Testes genéticos no Brasil: benefícios claros, mas acesso restrito
Segundo especialista, exames modernos que vasculham o DNA em busca de doenças podem beneficiar brasileiros e economizar recursos, se incorporados pelo SUS
Doenças raras, oncológicas, anomalias cromossômicas… Hoje, contamos com uma gama de condições que podem ser beneficiadas pelo avanço da genômica. Podemos oferecer diagnósticos mais precisos, precoces e, até mesmo, tratamentos mais assertivos. Ainda assim, enfrentamos um grande desafio no Brasil: o acesso.
O cenário é restrito e a oportunidade de realizar os testes genéticos se concentra nas mãos de uma parcela pequena da população. Há alguns casos na saúde suplementar e pouquíssimos no Sistema Único de Saúde (SUS).
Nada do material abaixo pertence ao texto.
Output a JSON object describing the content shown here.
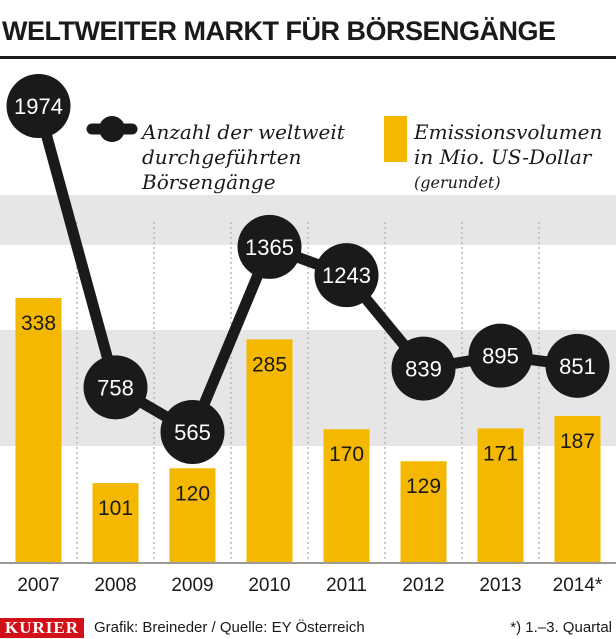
{
  "header": {
    "title": "WELTWEITER MARKT FÜR BÖRSENGÄNGE"
  },
  "colors": {
    "bar": "#f5b800",
    "line": "#1a1a1a",
    "band": "#e6e6e6",
    "brand": "#d1101a"
  },
  "chart_data": {
    "type": "bar",
    "categories": [
      "2007",
      "2008",
      "2009",
      "2010",
      "2011",
      "2012",
      "2013",
      "2014*"
    ],
    "series": [
      {
        "name": "Emissionsvolumen in Mio. US-Dollar (gerundet)",
        "type": "bar",
        "values": [
          338,
          101,
          120,
          285,
          170,
          129,
          171,
          187
        ]
      },
      {
        "name": "Anzahl der weltweit durchgeführten Börsengänge",
        "type": "line",
        "values": [
          1974,
          758,
          565,
          1365,
          1243,
          839,
          895,
          851
        ]
      }
    ],
    "legend": {
      "line_lines": [
        "Anzahl der weltweit",
        "durchgeführten",
        "Börsengänge"
      ],
      "bar_lines": [
        "Emissionsvolumen",
        "in Mio. US-Dollar"
      ],
      "bar_note": "(gerundet)"
    },
    "legend_position": "top",
    "grid": false
  },
  "footer": {
    "brand": "KURIER",
    "credit": "Grafik: Breineder / Quelle: EY Österreich",
    "footnote": "*) 1.–3. Quartal"
  }
}
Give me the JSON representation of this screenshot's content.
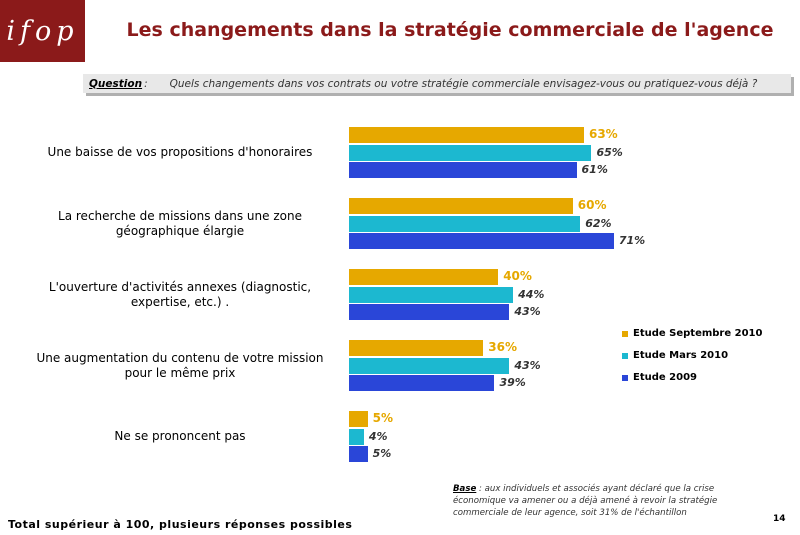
{
  "logo": {
    "text": "ifop"
  },
  "title": "Les changements dans la stratégie commerciale de l'agence",
  "question": {
    "label": "Question",
    "colon": ":",
    "text": "Quels changements dans vos contrats ou votre stratégie commerciale envisagez-vous ou pratiquez-vous déjà ?"
  },
  "chart_data": {
    "type": "bar",
    "orientation": "horizontal",
    "categories": [
      "Une baisse de vos propositions d'honoraires",
      "La recherche de missions dans une zone géographique élargie",
      "L'ouverture d'activités annexes (diagnostic, expertise, etc.) .",
      "Une augmentation du contenu de votre mission pour le même prix",
      "Ne se prononcent pas"
    ],
    "series": [
      {
        "name": "Etude Septembre 2010",
        "color": "#e6a800",
        "values": [
          63,
          60,
          40,
          36,
          5
        ],
        "labels": [
          "63%",
          "60%",
          "40%",
          "36%",
          "5%"
        ]
      },
      {
        "name": "Etude Mars 2010",
        "color": "#1cb8d0",
        "values": [
          65,
          62,
          44,
          43,
          4
        ],
        "labels": [
          "65%",
          "62%",
          "44%",
          "43%",
          "4%"
        ]
      },
      {
        "name": "Etude 2009",
        "color": "#2a46d8",
        "values": [
          61,
          71,
          43,
          39,
          5
        ],
        "labels": [
          "61%",
          "71%",
          "43%",
          "39%",
          "5%"
        ]
      }
    ],
    "unit": "%",
    "legend_position": "right"
  },
  "base_note": {
    "label": "Base",
    "text": " : aux individuels et associés ayant déclaré que la crise économique va amener ou a déjà amené à revoir la stratégie commerciale de leur agence, soit 31% de l'échantillon"
  },
  "footer": "Total supérieur à 100, plusieurs réponses possibles",
  "page_number": "14"
}
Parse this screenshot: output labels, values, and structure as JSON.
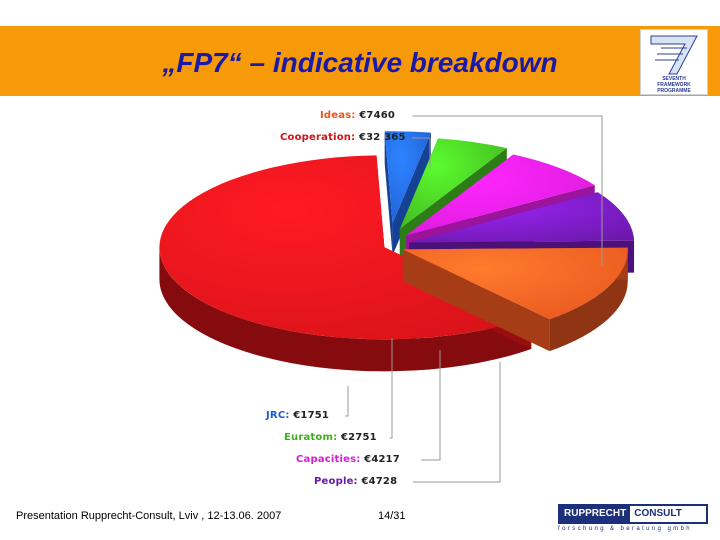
{
  "slide": {
    "title": "„FP7“ – indicative breakdown",
    "footer": "Presentation Rupprecht-Consult, Lviv , 12-13.06. 2007",
    "page": "14/31"
  },
  "logo": {
    "text": "SEVENTH FRAMEWORK PROGRAMME"
  },
  "company": {
    "name_left": "RUPPRECHT",
    "name_right": "CONSULT",
    "tagline": "forschung & beratung gmbh"
  },
  "chart_data": {
    "type": "pie",
    "categories": [
      "Ideas",
      "Cooperation",
      "JRC",
      "Euratom",
      "Capacities",
      "People"
    ],
    "values": [
      7460,
      32365,
      1751,
      2751,
      4217,
      4728
    ],
    "value_labels": [
      "€7460",
      "€32 365",
      "€1751",
      "€2751",
      "€4217",
      "€4728"
    ],
    "colors": [
      "#e8551f",
      "#d61218",
      "#1f5bd0",
      "#3fae1f",
      "#d81ad8",
      "#6a18a8"
    ],
    "exploded": true,
    "style": "3d"
  }
}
Melhor custo-efetividade dos testes genéticos
Já temos estudos que comprovam os benefícios dos testes genéticos nos cofres públicos. Um trabalho realizado na Universidade Estadual de Campinas (Unicamp) realizou o sequenciamento do exoma de 70 indivíduos, divididos em pessoas com déficit intelectual e com quadros de demência, distúrbios de movimento e outras doenças determinadas geneticamente, mas com padrões de herança diferentes.
Quando comparado com o cariótipo — exame mais simples, usado tradicionalmente no SUS — os resultados mostraram um rendimento superior. Enquanto o exame tradicional identifica três casos de alteração em cada 100, o exoma pode identificar 40. Por isso, mesmo que o teste genético tenha um preço mais “salgado”, o custo final é menor, já que tratamento precoce costuma economizar recursos.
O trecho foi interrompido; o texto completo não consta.